Ce n’est qu’à partir du début du XVIIe siècle que les Européens peuvent y goûter. Dans les années 1650, les premiers établissements dédiés à sa consommation ouvrent leurs portes à Londres avant d’essaimer sur le continent. À Paris, le célèbre Café Procope accueille ses premiers clients en 1686. La capitale, qui compte 280 cafés en 1720, verra leur nombre passer à 1 800 au début de la Révolution. Pour satisfaire cette demande croissante sans dépendre du bon vouloir de l’Empire ottoman, les Européens décident de planter des caféiers dans leurs colonies : les Britanniques en Inde et sur l’île de Ceylan, les Hollandais à Java et les Français dans les Caraïbes. Ces dernières fournissent 80 % de la production mondiale en 1780. « Longtemps apanage d’une élite, la consommation de café se démocratise tout au long du XIXe siècle. Puis, au début du XXe siècle, ça devient une boisson que l’on consomme presque tous les jours, et plus seulement le dimanche », poursuit Jonathan Morris.
Cette bascule culturelle s’opère dans un premier temps aux États-Unis, où la guerre de Sécession joue un rôle majeur dans la popularité du café. Les vertus psychoactives de la caféine n’échappent pas aux généraux nordistes, qui fournissent à chacun de leurs soldats une ration d’une quarantaine de grammes par jour — l’équivalent d’une dizaine de tasses ! Le conflit terminé, ces troupes rentrent dans leur foyer avec une nouvelle habitude à faire perdurer. Dans les années 1920, la Prohibition amène les Américains privés d’alcool à entretenir une addiction toujours plus forte pour le café. Au sortir de la Seconde Guerre mondiale, la consommation moyenne d’un Américain atteint 8,6 kilos par an. Ce chiffre ne fera que décliner dans la seconde moitié du XXe siècle. « La première raison, indique Jonathan Morris, c’est l’émergence d’une immense industrie du soda produisant des boissons caféinées, l’exemple le plus fameux étant le Coca-Cola. La seconde, c’est l’arrivée du chauffage central, qui rend la sensation de chaleur procurée par le café moins indispensable. »

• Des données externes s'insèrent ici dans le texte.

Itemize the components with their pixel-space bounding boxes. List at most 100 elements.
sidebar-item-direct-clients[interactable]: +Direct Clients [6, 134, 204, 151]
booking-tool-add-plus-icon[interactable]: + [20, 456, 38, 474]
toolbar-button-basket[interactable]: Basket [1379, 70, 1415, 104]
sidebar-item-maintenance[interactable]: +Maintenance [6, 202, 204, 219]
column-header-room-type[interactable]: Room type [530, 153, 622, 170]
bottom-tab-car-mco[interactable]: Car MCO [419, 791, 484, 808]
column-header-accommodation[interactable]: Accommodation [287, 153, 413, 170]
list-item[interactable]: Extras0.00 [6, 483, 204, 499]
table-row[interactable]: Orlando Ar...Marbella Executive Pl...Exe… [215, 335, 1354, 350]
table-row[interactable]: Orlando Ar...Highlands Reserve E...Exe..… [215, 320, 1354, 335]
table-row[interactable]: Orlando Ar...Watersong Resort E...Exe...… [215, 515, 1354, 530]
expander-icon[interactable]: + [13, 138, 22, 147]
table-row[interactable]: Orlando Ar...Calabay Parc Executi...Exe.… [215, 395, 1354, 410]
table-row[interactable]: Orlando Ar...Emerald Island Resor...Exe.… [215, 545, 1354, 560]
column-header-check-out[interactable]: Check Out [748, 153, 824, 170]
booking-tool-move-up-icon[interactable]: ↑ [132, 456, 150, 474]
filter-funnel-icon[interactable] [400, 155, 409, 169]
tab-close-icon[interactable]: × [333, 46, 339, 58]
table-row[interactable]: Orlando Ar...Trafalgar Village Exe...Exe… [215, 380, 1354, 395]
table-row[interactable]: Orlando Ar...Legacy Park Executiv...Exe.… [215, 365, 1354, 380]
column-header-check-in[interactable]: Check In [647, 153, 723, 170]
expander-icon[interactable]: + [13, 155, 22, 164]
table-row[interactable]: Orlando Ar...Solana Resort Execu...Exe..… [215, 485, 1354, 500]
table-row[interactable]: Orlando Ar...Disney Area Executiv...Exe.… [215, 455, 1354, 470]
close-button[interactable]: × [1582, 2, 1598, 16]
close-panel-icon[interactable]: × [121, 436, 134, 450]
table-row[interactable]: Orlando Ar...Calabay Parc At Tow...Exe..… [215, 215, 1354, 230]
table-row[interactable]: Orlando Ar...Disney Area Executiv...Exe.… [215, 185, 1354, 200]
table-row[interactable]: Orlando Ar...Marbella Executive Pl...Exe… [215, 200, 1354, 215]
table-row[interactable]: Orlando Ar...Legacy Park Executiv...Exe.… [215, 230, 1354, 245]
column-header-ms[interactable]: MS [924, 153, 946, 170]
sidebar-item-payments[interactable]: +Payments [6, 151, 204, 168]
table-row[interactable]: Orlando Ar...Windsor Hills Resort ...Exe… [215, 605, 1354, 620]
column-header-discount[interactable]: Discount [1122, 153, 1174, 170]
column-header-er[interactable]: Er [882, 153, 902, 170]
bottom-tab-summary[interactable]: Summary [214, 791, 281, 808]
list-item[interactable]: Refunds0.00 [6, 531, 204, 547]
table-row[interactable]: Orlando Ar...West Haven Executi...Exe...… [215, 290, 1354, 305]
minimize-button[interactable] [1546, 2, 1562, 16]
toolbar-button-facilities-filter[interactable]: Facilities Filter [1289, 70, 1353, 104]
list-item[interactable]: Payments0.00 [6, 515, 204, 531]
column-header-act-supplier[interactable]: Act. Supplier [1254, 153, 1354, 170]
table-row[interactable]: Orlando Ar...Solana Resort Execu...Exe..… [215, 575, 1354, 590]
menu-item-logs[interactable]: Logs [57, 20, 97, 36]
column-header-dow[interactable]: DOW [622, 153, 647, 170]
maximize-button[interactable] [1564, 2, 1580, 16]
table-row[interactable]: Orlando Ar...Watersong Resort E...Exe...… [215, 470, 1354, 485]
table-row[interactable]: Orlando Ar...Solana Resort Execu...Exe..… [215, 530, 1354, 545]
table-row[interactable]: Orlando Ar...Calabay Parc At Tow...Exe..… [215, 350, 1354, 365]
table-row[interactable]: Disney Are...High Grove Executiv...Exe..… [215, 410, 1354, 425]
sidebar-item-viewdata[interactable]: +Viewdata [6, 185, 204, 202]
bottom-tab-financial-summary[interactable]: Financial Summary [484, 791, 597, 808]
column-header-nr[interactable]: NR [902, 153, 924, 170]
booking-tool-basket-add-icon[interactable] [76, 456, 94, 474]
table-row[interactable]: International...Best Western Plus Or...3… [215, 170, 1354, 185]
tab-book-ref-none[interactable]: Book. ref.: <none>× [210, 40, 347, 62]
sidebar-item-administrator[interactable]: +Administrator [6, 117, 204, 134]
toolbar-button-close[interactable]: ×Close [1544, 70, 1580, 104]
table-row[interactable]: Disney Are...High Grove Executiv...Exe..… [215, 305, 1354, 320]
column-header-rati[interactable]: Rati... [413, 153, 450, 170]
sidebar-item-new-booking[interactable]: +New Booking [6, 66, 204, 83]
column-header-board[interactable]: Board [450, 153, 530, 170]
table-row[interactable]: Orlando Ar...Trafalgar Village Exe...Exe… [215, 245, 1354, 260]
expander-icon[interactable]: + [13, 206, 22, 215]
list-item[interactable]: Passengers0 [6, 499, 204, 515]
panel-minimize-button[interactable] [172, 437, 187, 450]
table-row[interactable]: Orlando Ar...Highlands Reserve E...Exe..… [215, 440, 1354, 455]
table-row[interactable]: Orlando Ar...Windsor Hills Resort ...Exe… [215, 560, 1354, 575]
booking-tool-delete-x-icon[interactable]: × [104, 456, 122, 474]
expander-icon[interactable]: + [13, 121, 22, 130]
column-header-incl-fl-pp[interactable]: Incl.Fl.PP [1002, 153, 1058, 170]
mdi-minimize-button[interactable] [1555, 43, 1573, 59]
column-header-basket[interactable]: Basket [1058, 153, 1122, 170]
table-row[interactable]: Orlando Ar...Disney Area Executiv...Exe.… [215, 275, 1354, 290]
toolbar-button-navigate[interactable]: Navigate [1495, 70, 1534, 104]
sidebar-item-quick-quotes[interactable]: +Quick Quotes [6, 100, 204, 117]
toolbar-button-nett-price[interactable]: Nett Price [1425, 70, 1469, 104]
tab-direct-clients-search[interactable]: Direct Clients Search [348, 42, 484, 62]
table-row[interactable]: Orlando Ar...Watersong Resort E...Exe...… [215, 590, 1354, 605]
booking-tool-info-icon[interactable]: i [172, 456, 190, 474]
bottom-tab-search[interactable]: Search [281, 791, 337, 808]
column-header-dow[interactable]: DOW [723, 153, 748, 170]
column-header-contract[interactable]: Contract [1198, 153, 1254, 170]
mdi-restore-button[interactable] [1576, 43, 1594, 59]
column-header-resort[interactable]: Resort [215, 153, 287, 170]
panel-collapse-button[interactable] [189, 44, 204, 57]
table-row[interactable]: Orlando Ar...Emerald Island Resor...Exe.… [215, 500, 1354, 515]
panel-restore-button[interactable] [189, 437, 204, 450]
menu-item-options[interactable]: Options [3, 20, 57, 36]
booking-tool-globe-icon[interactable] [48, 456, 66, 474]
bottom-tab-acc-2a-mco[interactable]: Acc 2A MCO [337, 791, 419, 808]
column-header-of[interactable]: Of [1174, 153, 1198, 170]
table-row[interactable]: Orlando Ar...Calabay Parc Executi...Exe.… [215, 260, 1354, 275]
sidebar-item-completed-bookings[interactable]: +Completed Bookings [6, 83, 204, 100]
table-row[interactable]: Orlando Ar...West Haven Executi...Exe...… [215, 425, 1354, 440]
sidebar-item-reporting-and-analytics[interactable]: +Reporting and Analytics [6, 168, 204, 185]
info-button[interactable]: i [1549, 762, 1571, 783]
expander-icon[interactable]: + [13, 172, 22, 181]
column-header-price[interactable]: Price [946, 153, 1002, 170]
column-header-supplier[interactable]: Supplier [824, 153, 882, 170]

L’empire chinois de Starbucks
Depuis vingt ans, la tendance s’inverse et, à l’échelle mondiale, l’augmentation devrait s’accentuer au cours des années à venir. D’après les chiffres de l’Organisation internationale du café (OIC), plus de 170 millions de sacs de grains de café – un sac équivalant à 60 kilos – ont terminé dans nos tasses en 2021, contre 160 millions quatre ans plus tôt. Et durant les deux dernières décennies, la demande a augmenté annuellement de 2 %, bien qu’elle ne progresse pas au même rythme sur tous les continents. « Cette croissance n’est pas aussi importante dans les marchés traditionnels que sont l’Europe ou l’Amérique du Nord, précise Denis Seudieu, économiste en chef à l’OIC. Elle est surtout prononcée dans les pays producteurs et pour les marchés émergents comme l’Asie du Sud-Est, du fait d’une augmentation des revenus et de la tendance qu’a la classe moyenne à adopter le style de vie occidental. » Le cas de la Chine, place forte du thé, est particulièrement éloquent. Bien qu’un habitant ne boive actuellement que six tasses de café par an en moyenne, cette consommation a augmenté de 16 % au cours de la décennie 2010 tandis que les coffee shops investissaient les plus grandes villes chinoises. Le géant américain Starbucks, présent en Chine depuis 1999, y a ainsi ouvert sa 6000 e boutique en septembre dernier. Il compte en ouvrir 3 000 autres d’ici 2025, faisant de l’empire du Milieu son principal marché au monde en nombre de magasins, devant les États-Unis.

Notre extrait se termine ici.